Just 25km of terrain remains before Russia completely encircles a fiercely contested pocket of Ukrainian resistance in the eastern Donbas region, where Moscow has stepped up its offensive over the past month.
For days, punishing artillery strikes have crumbled Ukrainian defences around the city of Sievierodonetsk, the area where “the greatest activity of hostilities is taking place”, according to the Ukrainian army.
If the occupying forces succeed in surrounding the Ukrainian troops there, it would be Russia’s second successful military encirclement — the first came at the port of Mariupol, which fell last week after a three-month siege — and so would have symbolic significance for Moscow. Russia would then control all of Luhansk province, which together with neighbouring Donetsk makes up the Donbas.
But it is also a small area, signalling how Russian ambitions have shrunk since mid-April, when its military shifted focus after fierce Ukrainian resistance forced it to abandon attempts to take Kyiv.
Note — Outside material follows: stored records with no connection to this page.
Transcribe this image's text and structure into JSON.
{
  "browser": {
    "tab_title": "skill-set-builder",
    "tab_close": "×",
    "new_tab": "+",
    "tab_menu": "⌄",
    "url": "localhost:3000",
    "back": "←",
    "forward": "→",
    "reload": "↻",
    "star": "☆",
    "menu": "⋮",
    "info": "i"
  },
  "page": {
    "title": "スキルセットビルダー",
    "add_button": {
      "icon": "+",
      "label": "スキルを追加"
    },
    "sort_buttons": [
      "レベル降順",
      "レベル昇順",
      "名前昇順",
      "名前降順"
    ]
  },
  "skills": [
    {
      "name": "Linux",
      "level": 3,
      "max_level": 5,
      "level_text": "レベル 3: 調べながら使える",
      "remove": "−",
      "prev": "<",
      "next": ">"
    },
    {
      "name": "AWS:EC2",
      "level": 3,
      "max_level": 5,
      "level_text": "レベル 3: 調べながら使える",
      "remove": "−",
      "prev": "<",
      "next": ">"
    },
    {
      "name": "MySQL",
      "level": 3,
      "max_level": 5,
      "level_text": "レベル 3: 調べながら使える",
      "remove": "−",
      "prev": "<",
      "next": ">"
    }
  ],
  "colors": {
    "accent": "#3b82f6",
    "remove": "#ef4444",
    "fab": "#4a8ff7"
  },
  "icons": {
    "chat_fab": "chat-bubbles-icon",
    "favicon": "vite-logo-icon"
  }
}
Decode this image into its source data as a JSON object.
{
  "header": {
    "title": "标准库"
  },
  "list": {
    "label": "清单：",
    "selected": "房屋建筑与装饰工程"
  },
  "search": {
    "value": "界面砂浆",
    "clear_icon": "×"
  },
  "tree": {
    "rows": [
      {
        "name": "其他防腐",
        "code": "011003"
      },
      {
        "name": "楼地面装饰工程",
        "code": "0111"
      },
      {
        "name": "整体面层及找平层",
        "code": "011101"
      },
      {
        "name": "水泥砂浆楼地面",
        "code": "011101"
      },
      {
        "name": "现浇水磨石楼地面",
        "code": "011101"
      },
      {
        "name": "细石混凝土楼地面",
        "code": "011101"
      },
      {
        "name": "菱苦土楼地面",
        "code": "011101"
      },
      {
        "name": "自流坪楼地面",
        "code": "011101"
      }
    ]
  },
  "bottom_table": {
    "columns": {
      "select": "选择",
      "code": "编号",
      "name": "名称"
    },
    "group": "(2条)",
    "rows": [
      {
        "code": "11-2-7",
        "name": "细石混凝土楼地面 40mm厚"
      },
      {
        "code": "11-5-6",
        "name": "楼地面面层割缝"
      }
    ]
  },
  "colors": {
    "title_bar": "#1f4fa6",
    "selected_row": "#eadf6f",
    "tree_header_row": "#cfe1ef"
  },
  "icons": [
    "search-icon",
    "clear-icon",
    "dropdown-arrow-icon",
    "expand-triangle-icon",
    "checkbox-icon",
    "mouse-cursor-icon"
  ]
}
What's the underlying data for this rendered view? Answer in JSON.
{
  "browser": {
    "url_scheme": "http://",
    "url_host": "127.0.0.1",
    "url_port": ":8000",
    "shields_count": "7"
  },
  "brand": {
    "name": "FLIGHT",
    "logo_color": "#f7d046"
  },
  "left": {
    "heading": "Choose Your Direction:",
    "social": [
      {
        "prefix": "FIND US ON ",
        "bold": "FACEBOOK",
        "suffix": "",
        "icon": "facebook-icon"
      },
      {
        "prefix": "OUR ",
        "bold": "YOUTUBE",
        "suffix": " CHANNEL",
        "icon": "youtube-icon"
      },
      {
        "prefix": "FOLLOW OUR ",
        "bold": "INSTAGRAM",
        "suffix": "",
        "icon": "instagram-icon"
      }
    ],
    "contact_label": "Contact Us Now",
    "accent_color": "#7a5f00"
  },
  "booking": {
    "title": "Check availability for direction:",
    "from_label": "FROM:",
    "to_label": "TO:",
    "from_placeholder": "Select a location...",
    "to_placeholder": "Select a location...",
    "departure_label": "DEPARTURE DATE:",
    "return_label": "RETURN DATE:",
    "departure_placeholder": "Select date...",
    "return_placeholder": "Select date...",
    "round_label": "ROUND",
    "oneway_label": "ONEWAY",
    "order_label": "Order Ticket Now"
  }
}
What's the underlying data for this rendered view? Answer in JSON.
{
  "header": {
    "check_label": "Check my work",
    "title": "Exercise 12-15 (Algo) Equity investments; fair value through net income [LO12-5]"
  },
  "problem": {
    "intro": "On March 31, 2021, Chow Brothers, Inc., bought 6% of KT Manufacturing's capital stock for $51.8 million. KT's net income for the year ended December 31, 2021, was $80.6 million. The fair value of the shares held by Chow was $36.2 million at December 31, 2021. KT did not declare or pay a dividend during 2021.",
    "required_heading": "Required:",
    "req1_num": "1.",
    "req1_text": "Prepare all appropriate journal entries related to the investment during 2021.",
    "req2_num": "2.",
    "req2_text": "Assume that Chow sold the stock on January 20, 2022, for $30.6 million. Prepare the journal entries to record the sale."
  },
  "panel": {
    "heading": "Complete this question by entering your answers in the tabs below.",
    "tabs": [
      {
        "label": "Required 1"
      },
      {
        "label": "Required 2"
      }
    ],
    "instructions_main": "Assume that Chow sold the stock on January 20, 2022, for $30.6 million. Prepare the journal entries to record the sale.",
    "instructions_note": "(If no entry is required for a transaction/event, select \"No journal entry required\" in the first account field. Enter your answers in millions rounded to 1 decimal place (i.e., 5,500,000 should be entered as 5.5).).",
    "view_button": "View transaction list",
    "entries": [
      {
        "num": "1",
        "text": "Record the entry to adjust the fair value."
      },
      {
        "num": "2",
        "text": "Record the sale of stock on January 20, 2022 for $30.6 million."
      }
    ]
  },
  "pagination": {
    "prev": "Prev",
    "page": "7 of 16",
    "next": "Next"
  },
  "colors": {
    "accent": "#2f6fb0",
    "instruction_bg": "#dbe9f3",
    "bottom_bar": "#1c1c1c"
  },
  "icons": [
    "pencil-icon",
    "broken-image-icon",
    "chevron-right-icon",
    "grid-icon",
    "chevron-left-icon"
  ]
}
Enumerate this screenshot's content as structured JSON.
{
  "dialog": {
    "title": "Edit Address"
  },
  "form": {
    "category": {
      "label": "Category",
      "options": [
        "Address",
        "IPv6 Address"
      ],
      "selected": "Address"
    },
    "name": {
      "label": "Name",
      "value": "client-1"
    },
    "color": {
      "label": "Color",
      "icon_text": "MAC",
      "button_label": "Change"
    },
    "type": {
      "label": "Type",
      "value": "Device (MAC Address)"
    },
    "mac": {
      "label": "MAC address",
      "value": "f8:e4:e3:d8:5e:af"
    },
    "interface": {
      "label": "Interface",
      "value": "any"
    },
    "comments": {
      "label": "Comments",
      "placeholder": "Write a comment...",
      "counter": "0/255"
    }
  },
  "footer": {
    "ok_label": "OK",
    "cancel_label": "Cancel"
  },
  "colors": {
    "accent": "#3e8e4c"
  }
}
Russian-backed separatists already controlled parts of the Donbas before Moscow ordered the full-blown invasion of its neighbour three months ago.
The battle for Sievierodonetsk illustrates the way the fighting is likely to continue over the summer: a grinding war of attrition where the decisive factors will be the size of each force and how well equipped they are, western officials and analysts said.
Serhiy Haidai, Ukraine’s military governor of Luhansk, told local television over the weekend that Russia’s “scorched-earth tactics” sought to “wipe Sievierodonetsk off the face of the earth”. Russian shelling killed four civilians in bomb shelters at the Azot chemical plant on Monday and four more in the city itself, Haidai said.
Russian forces also this week captured the industrial town of Svitlodarsk in the south of Donbas. Serhiy Hoshko, head of Svitlodarsk’s military administration, told Ukrainian website Free Radio that the Russians had raised their country’s flag over the mayor’s office and were conducting patrols to check locals’ documents. Russian-backed separatists claimed they were “purging” the town of “hostile elements”.
“The Russian army is not a spent force yet,” said Samuel Cranny-Evans, a military analyst at the Royal United Services Institute, a London think-tank. “It is still fighting, still making advances and still causing Ukrainian losses.”
Those losses could be significant. Volodymyr Zelensky, Ukraine’s president, has said 50 to 100 of its soldiers may be dying every day. In general, about three times more fighters are wounded than are killed in battle, so Ukraine could be losing about 1,000 soldiers every three days, said Cranny-Evans.
Yet by holding back the Russians instead of retreating, these troops are buying time for the rest of Ukraine’s forces to be supplied with western weaponry, including long-range artillery that would allow them to shell Russian artillery positions behind the front lines.
The US has sent 90 M-777 long-range howitzers to Ukraine but only a dozen have reportedly reached the front and Ukrainian soldiers are still being trained to use the rest. Zelensky has said Russia’s weapons outnumber Ukraine’s by 20 to one.
“By having those forces continue to fight, they are fulfilling an important military function,” a western official said. “Degrading Russian capability . . . and creating time for Ukrainian forces to improve their defences elsewhere.”
Meanwhile, Russian casualty rates appear to have fallen from their high initial levels. According to Ukrainian figures, 23,000 Russian troops were killed in the first two months of the attack, falling to 6,000 in the third month.
That suggests Russian troops are avoiding engaging as directly as before and are largely leaving the attack to artillery barrages, analysts said. The capture of hilly ground around the town of Popsana, for example, has enabled Russian artillery to dominate the area around Sievierodonetsk.
Russia has also deployed 10 so-called BMP-T “Terminator” armoured vehicles, which are mounted with heavy cannon and are designed to provide suppressing fire to help extract soldiers that may be pinned down.
Even so, Russia’s army has its own personnel and equipment problems. According to the Ukrainian army, Moscow has withdrawn old T-62 tanks from storage to re-equip partially destroyed battalions.
It has also had to reconstitute battalion tactical groups, the army’s primary fighting unit, from other partially destroyed BTGs.
This “highlights serious manpower issues and the inability to create . . . formations to exploit gaps made by advancing units”, said Rochan Consulting, a Poland-based military consultancy.
But while Russian forces may struggle to sustain the offensive, analysts say, western and Ukrainian officials warn that Kyiv lacks enough heavy weapons to counter-attack effectively. Until Ukraine’s military is reinforced — on Tuesday Ukraine’s defence minister Oleksii Reznikov said he would soon announce some “unpleasant” surprises for Ukraine’s enemy — the result is likely to be a stalemate.
“Imagine that Russian forces finally take Sievierodonetsk, then what?” said Pavel Luzin, a Russian-based military analyst. “Strategically, it changes little . . . [and] most of the Russian army’s artillery range is less than 25km. So [Russian president Vladimir] Putin can’t destroy all of Ukraine’s cities, everywhere.”